Hier, une femme a été retrouvée morte de faim et de déshydratation dans la région d’Agia Triada à Kardemyla, au nord-est de Chios.

Elle faisait très probablement partie d’un groupe de réfugiés arrivés sur l’île il y a plus d’une semaine. Deux ou trois autres femmes se trouveraient encore dans les montagnes de Kardemyla à Chios, très probablement en grave danger ou déjà mortes, selon les déclarations des réfugiés enregistrées au RIC la semaine dernière.

Selon les informations, les réfugiés ont d’abord contacté une ONG à Samos, qui a ensuite prévenu des bénévoles à Chios.
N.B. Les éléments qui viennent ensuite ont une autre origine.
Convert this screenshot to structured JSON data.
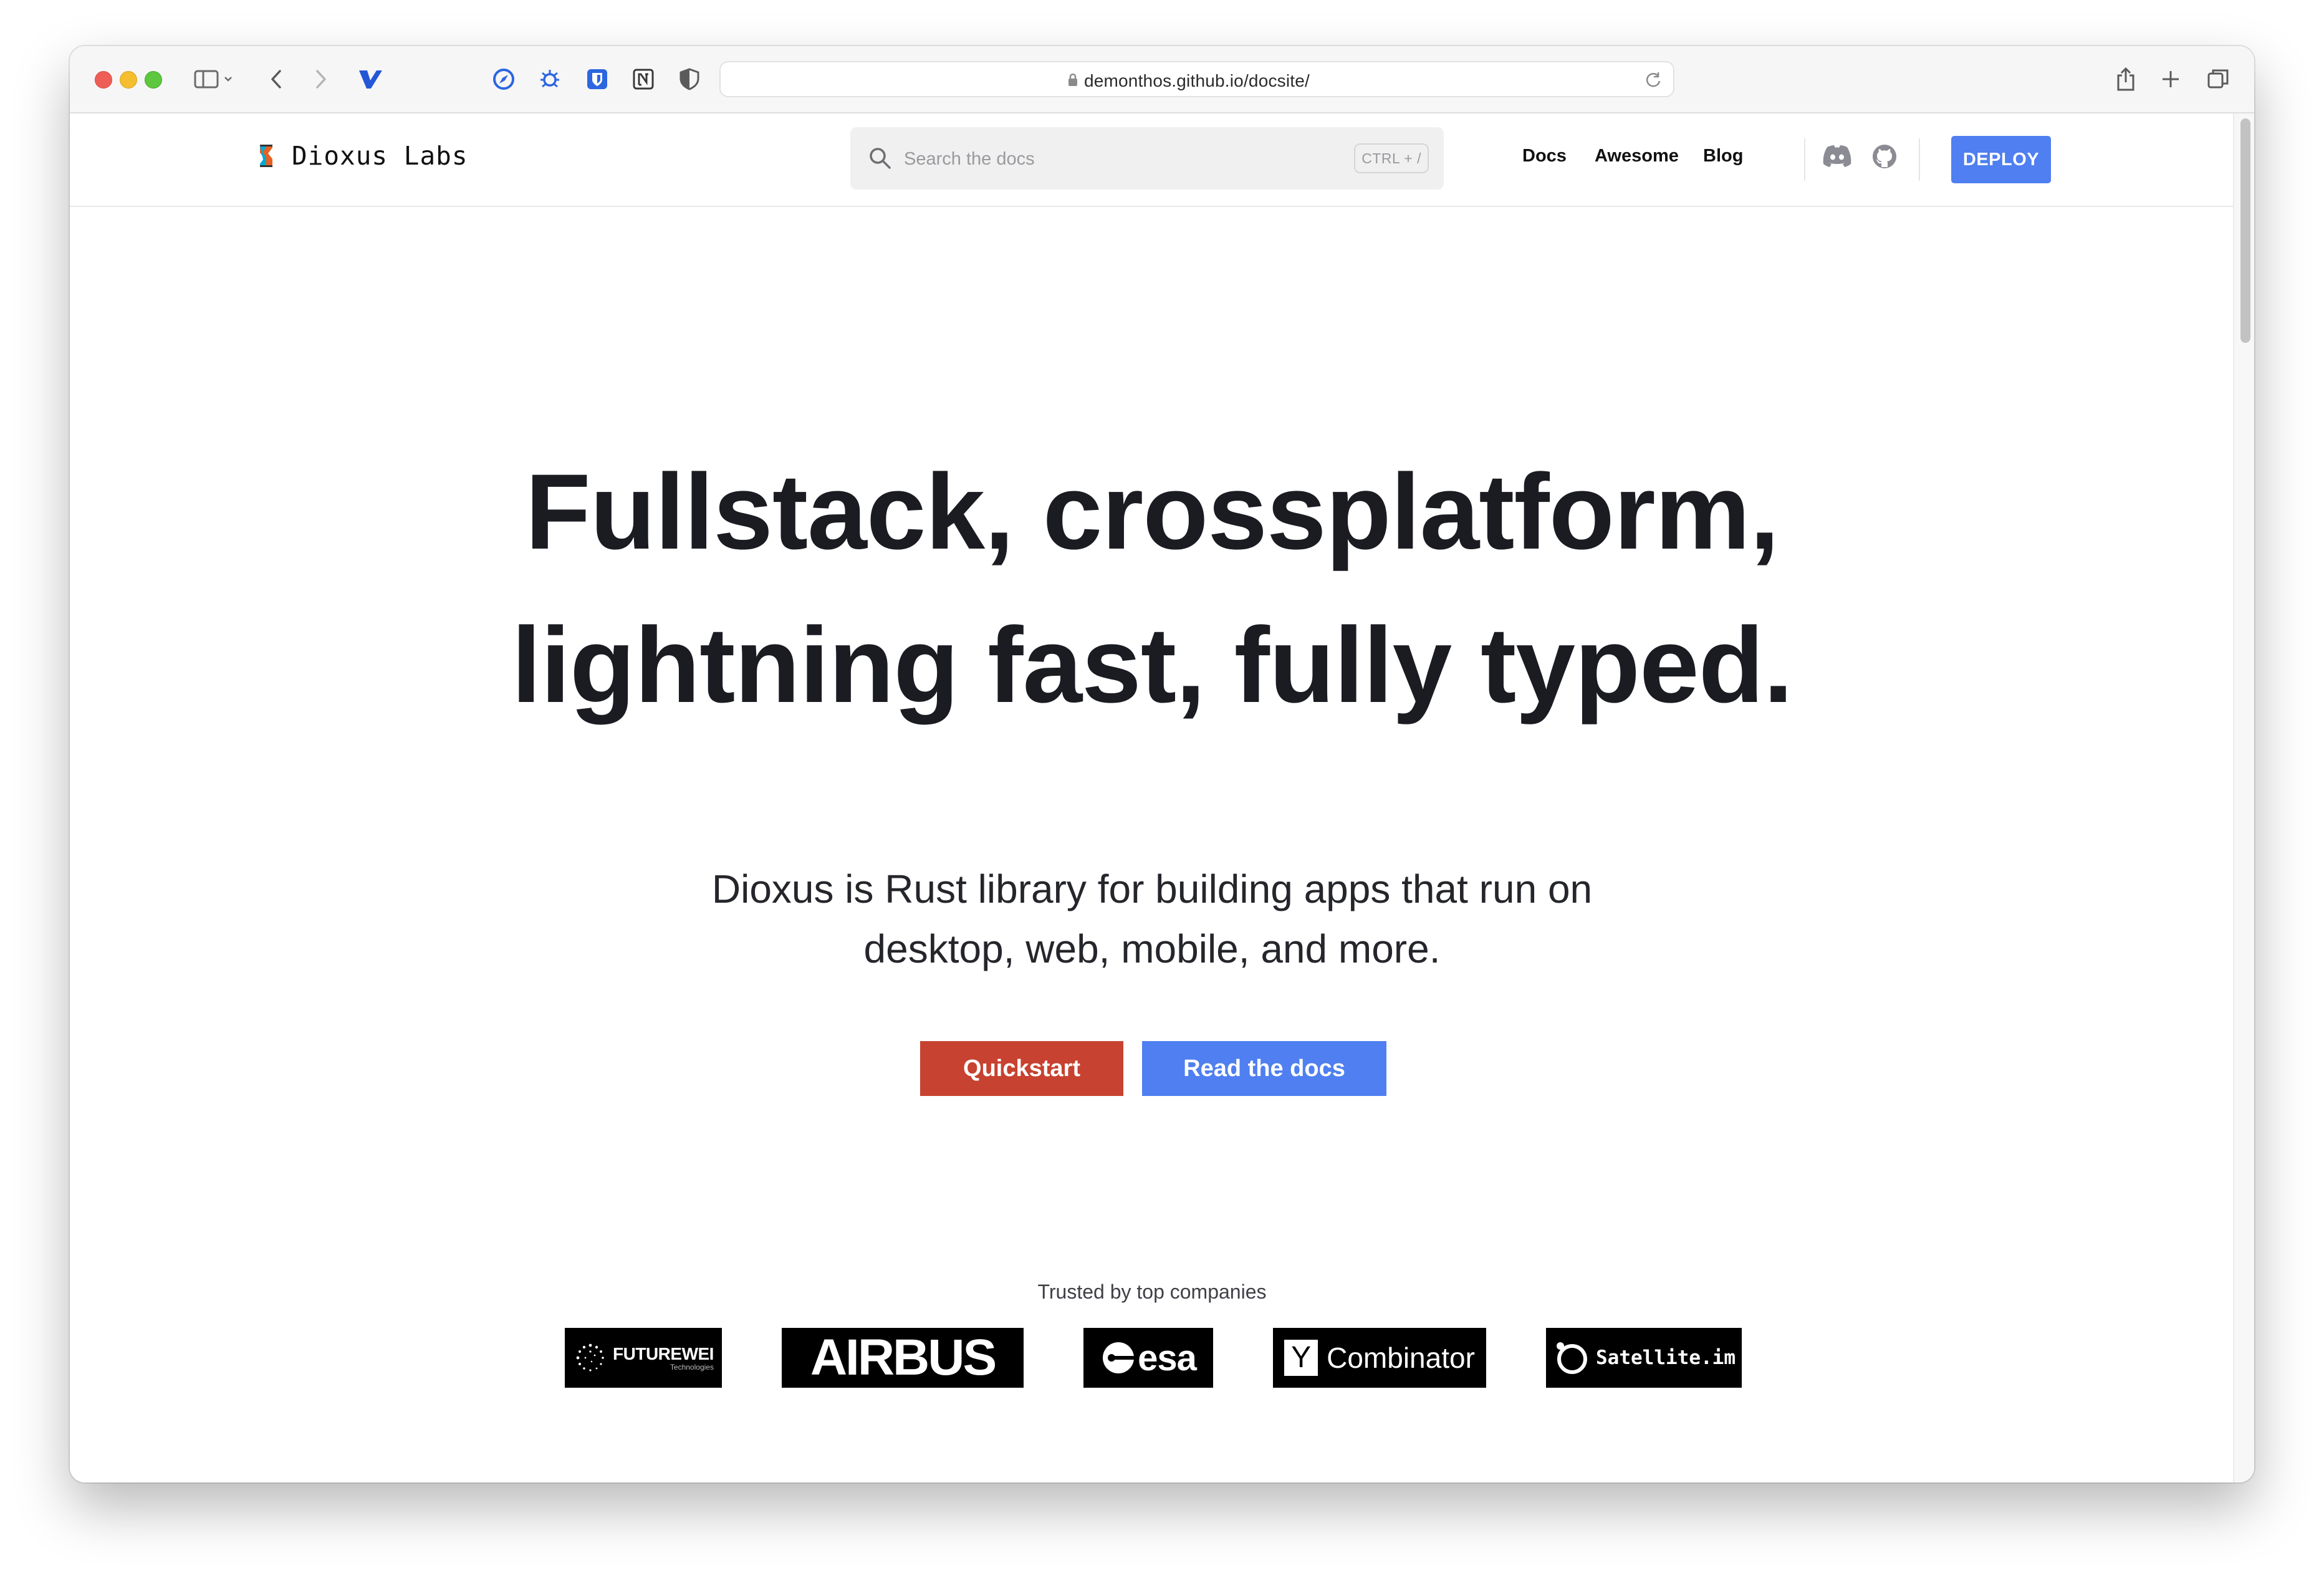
{
  "browser": {
    "url": "demonthos.github.io/docsite/"
  },
  "nav": {
    "brand": "Dioxus Labs",
    "search_placeholder": "Search the docs",
    "search_shortcut": "CTRL + /",
    "links": [
      "Docs",
      "Awesome",
      "Blog"
    ],
    "deploy_label": "DEPLOY"
  },
  "hero": {
    "title_line1": "Fullstack, crossplatform,",
    "title_line2": "lightning fast, fully typed.",
    "subtitle_line1": "Dioxus is Rust library for building apps that run on",
    "subtitle_line2": "desktop, web, mobile, and more.",
    "primary_button": "Quickstart",
    "secondary_button": "Read the docs"
  },
  "trusted": {
    "heading": "Trusted by top companies",
    "logos": {
      "futurewei": "FUTUREWEI",
      "futurewei_sub": "Technologies",
      "airbus": "AIRBUS",
      "esa": "esa",
      "yc_mark": "Y",
      "yc": "Combinator",
      "satellite": "Satellite.im"
    }
  },
  "colors": {
    "deploy_blue": "#4f7ff0",
    "quickstart_red": "#c74230",
    "heading_text": "#1b1c22"
  }
}
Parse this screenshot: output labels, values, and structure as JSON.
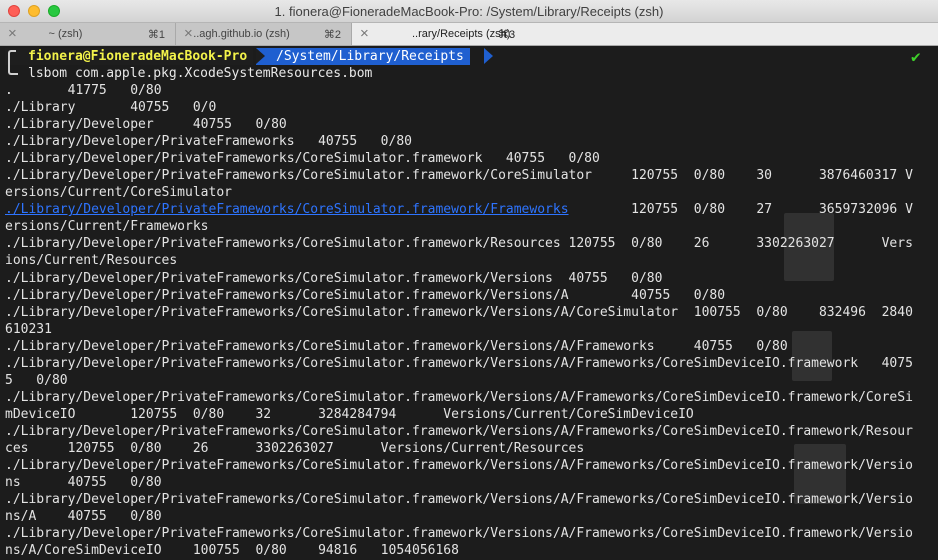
{
  "window": {
    "title": "1. fionera@FioneradeMacBook-Pro: /System/Library/Receipts (zsh)"
  },
  "tabs": [
    {
      "label": "~ (zsh)",
      "shortcut": "⌘1",
      "active": false
    },
    {
      "label": "..agh.github.io (zsh)",
      "shortcut": "⌘2",
      "active": false
    },
    {
      "label": "..rary/Receipts (zsh)",
      "shortcut": "⌘3",
      "active": true
    }
  ],
  "prompt": {
    "user_host": "fionera@FioneradeMacBook-Pro",
    "path": "/System/Library/Receipts",
    "status": "✔"
  },
  "command": "lsbom com.apple.pkg.XcodeSystemResources.bom",
  "output_lines": [
    ".       41775   0/80",
    "./Library       40755   0/0",
    "./Library/Developer     40755   0/80",
    "./Library/Developer/PrivateFrameworks   40755   0/80",
    "./Library/Developer/PrivateFrameworks/CoreSimulator.framework   40755   0/80",
    "./Library/Developer/PrivateFrameworks/CoreSimulator.framework/CoreSimulator     120755  0/80    30      3876460317 V",
    "ersions/Current/CoreSimulator",
    "./Library/Developer/PrivateFrameworks/CoreSimulator.framework/Frameworks        120755  0/80    27      3659732096 V",
    "ersions/Current/Frameworks",
    "./Library/Developer/PrivateFrameworks/CoreSimulator.framework/Resources 120755  0/80    26      3302263027      Vers",
    "ions/Current/Resources",
    "./Library/Developer/PrivateFrameworks/CoreSimulator.framework/Versions  40755   0/80",
    "./Library/Developer/PrivateFrameworks/CoreSimulator.framework/Versions/A        40755   0/80",
    "./Library/Developer/PrivateFrameworks/CoreSimulator.framework/Versions/A/CoreSimulator  100755  0/80    832496  2840",
    "610231",
    "./Library/Developer/PrivateFrameworks/CoreSimulator.framework/Versions/A/Frameworks     40755   0/80",
    "./Library/Developer/PrivateFrameworks/CoreSimulator.framework/Versions/A/Frameworks/CoreSimDeviceIO.framework   4075",
    "5   0/80",
    "./Library/Developer/PrivateFrameworks/CoreSimulator.framework/Versions/A/Frameworks/CoreSimDeviceIO.framework/CoreSi",
    "mDeviceIO       120755  0/80    32      3284284794      Versions/Current/CoreSimDeviceIO",
    "./Library/Developer/PrivateFrameworks/CoreSimulator.framework/Versions/A/Frameworks/CoreSimDeviceIO.framework/Resour",
    "ces     120755  0/80    26      3302263027      Versions/Current/Resources",
    "./Library/Developer/PrivateFrameworks/CoreSimulator.framework/Versions/A/Frameworks/CoreSimDeviceIO.framework/Versio",
    "ns      40755   0/80",
    "./Library/Developer/PrivateFrameworks/CoreSimulator.framework/Versions/A/Frameworks/CoreSimDeviceIO.framework/Versio",
    "ns/A    40755   0/80",
    "./Library/Developer/PrivateFrameworks/CoreSimulator.framework/Versions/A/Frameworks/CoreSimDeviceIO.framework/Versio",
    "ns/A/CoreSimDeviceIO    100755  0/80    94816   1054056168"
  ],
  "highlight_line": {
    "index": 7,
    "link_text": "./Library/Developer/PrivateFrameworks/CoreSimulator.framework/Frameworks",
    "color": "#2e74ff"
  },
  "colors": {
    "prompt_user": "#f2f24a",
    "prompt_path_bg": "#1f5fd0",
    "status_ok": "#3ecf2a",
    "terminal_bg": "#1c1c1c"
  }
}
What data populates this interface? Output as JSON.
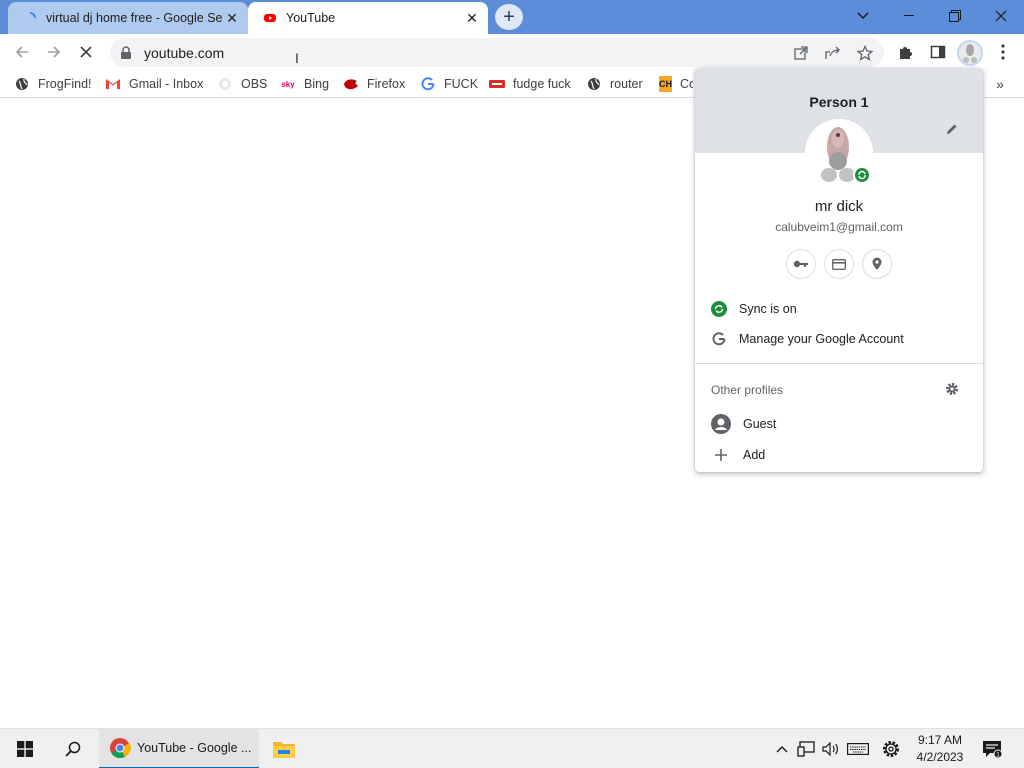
{
  "tabs": [
    {
      "title": "virtual dj home free - Google Se",
      "state": "inactive"
    },
    {
      "title": "YouTube",
      "state": "active"
    }
  ],
  "window_controls": {
    "dropdown": "chevron-down-icon",
    "minimize": "minimize-icon",
    "restore": "restore-icon",
    "close": "close-icon"
  },
  "toolbar": {
    "url": "youtube.com"
  },
  "bookmarks": [
    {
      "label": "FrogFind!",
      "icon": "globe-icon"
    },
    {
      "label": "Gmail - Inbox",
      "icon": "gmail-icon"
    },
    {
      "label": "OBS",
      "icon": "github-icon"
    },
    {
      "label": "Bing",
      "icon": "sky-icon"
    },
    {
      "label": "Firefox",
      "icon": "firefox-icon"
    },
    {
      "label": "FUCK",
      "icon": "google-icon"
    },
    {
      "label": "fudge fuck",
      "icon": "bookmark-icon"
    },
    {
      "label": "router",
      "icon": "globe-icon"
    },
    {
      "label": "Co",
      "icon": "ch-icon"
    }
  ],
  "profile_menu": {
    "profile_name": "Person 1",
    "display_name": "mr dick",
    "email": "calubveim1@gmail.com",
    "sync_label": "Sync is on",
    "manage_label": "Manage your Google Account",
    "other_profiles_label": "Other profiles",
    "guest_label": "Guest",
    "add_label": "Add"
  },
  "taskbar": {
    "chrome_label": "YouTube - Google ...",
    "time": "9:17 AM",
    "date": "4/2/2023"
  },
  "colors": {
    "tabstrip": "#5b8dd8",
    "sync_green": "#1e8e3e",
    "taskbar_accent": "#0067c0"
  }
}
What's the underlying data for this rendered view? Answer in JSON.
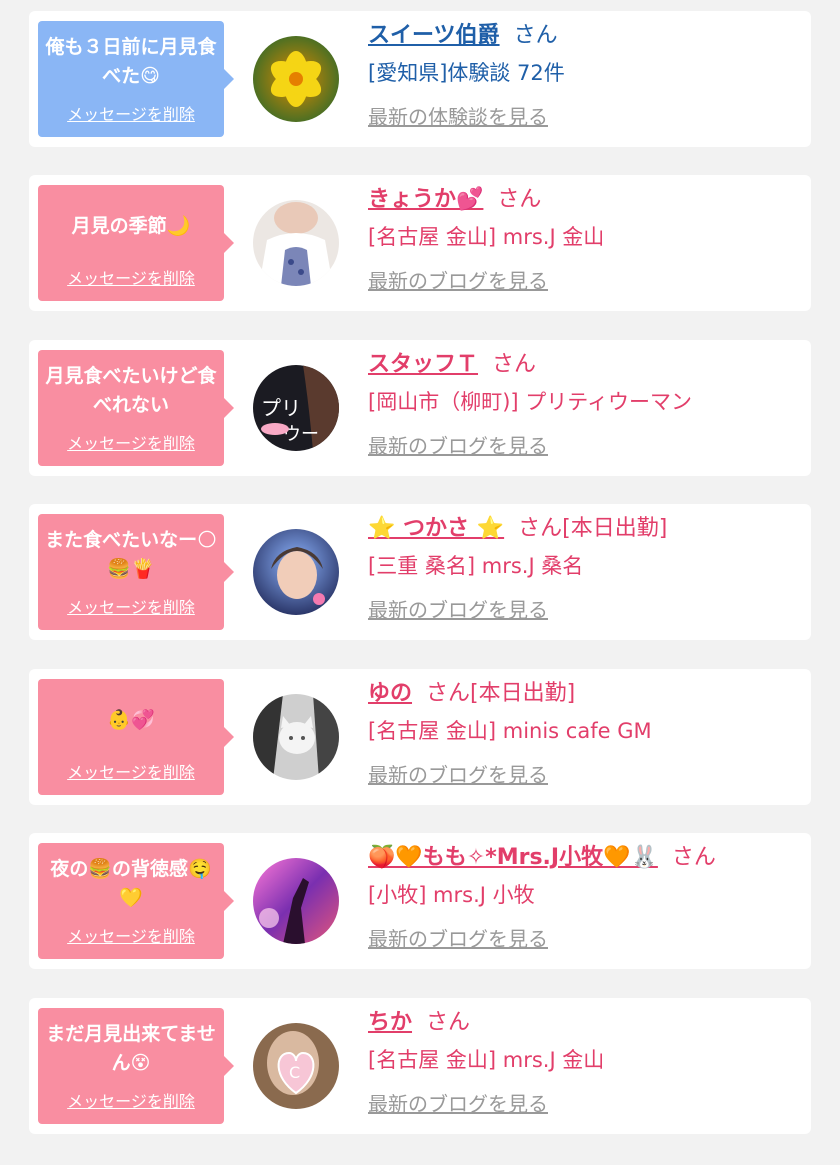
{
  "colors": {
    "blue_bubble": "#8ab6f5",
    "pink_bubble": "#f98ea1",
    "blue_text": "#1f5fa8",
    "pink_text": "#e23e6a",
    "gray_link": "#999999"
  },
  "cards": [
    {
      "theme": "blue",
      "message": "俺も３日前に月見食べた😋",
      "delete_label": "メッセージを削除",
      "avatar_icon": "yellow-flower-photo",
      "name": "スイーツ伯爵",
      "suffix": "さん",
      "location": "[愛知県]体験談 72件",
      "link_label": "最新の体験談を見る"
    },
    {
      "theme": "pink",
      "message": "月見の季節🌙",
      "delete_label": "メッセージを削除",
      "avatar_icon": "woman-white-blouse-photo",
      "name": "きょうか💕",
      "suffix": "さん",
      "location": "[名古屋 金山] mrs.J 金山",
      "link_label": "最新のブログを見る"
    },
    {
      "theme": "pink",
      "message": "月見食べたいけど食べれない",
      "delete_label": "メッセージを削除",
      "avatar_icon": "pretty-woman-logo-photo",
      "name": "スタッフＴ",
      "suffix": "さん",
      "location": "[岡山市（柳町)] プリティウーマン",
      "link_label": "最新のブログを見る"
    },
    {
      "theme": "pink",
      "message": "また食べたいなー🌕🍔🍟",
      "delete_label": "メッセージを削除",
      "avatar_icon": "woman-portrait-photo",
      "name": "⭐ つかさ ⭐",
      "suffix": "さん[本日出勤]",
      "location": "[三重 桑名] mrs.J 桑名",
      "link_label": "最新のブログを見る"
    },
    {
      "theme": "pink",
      "message": "👶💞",
      "delete_label": "メッセージを削除",
      "avatar_icon": "cat-mask-photo",
      "name": "ゆの",
      "suffix": "さん[本日出勤]",
      "location": "[名古屋 金山] minis cafe GM",
      "link_label": "最新のブログを見る"
    },
    {
      "theme": "pink",
      "message": "夜の🍔の背徳感🤤💛",
      "delete_label": "メッセージを削除",
      "avatar_icon": "neon-silhouette-photo",
      "name": "🍑🧡もも✧*Mrs.J小牧🧡🐰",
      "suffix": "さん",
      "location": "[小牧] mrs.J 小牧",
      "link_label": "最新のブログを見る"
    },
    {
      "theme": "pink",
      "message": "まだ月見出来てません😵",
      "delete_label": "メッセージを削除",
      "avatar_icon": "heart-c-sticker-photo",
      "name": "ちか",
      "suffix": "さん",
      "location": "[名古屋 金山] mrs.J 金山",
      "link_label": "最新のブログを見る"
    }
  ]
}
Les réfugiés ont cependant refusé de donner leur localisation, car les bénévoles devraient d’abord avertir les autorités, afin de pouvoir fournir de l’aide, et d’éviter des accusations criminelles, comme nous l’avons vu dans des cas précédents où les gens n’ont pas averti les autorités avant d’aider.

La femme retrouvée morte se cachait dans la forêt pour échapper aux autorités grecques, afin d’éviter d’être retrouvée et repoussée en Turquie. Même lorsqu’elle avait désespérément besoin de soins médicaux, elle a refusé de donner son emplacement, craignant les autorités grecques plus que la mort elle-même.

Chios Press continue d’être le porte-parole du gouvernement grec fasciste, en publiant de la propagande raciste. Hier, ils ont titré « Une immigrante illégale retrouvée morte », comme si cela la rendait moins humaine, dégradée, sans importance. Ils ont réussi à utiliser cinq fois le mot « immigrant illégal », dans un court rapport de six phrases, lui manquant de respect même après sa mort.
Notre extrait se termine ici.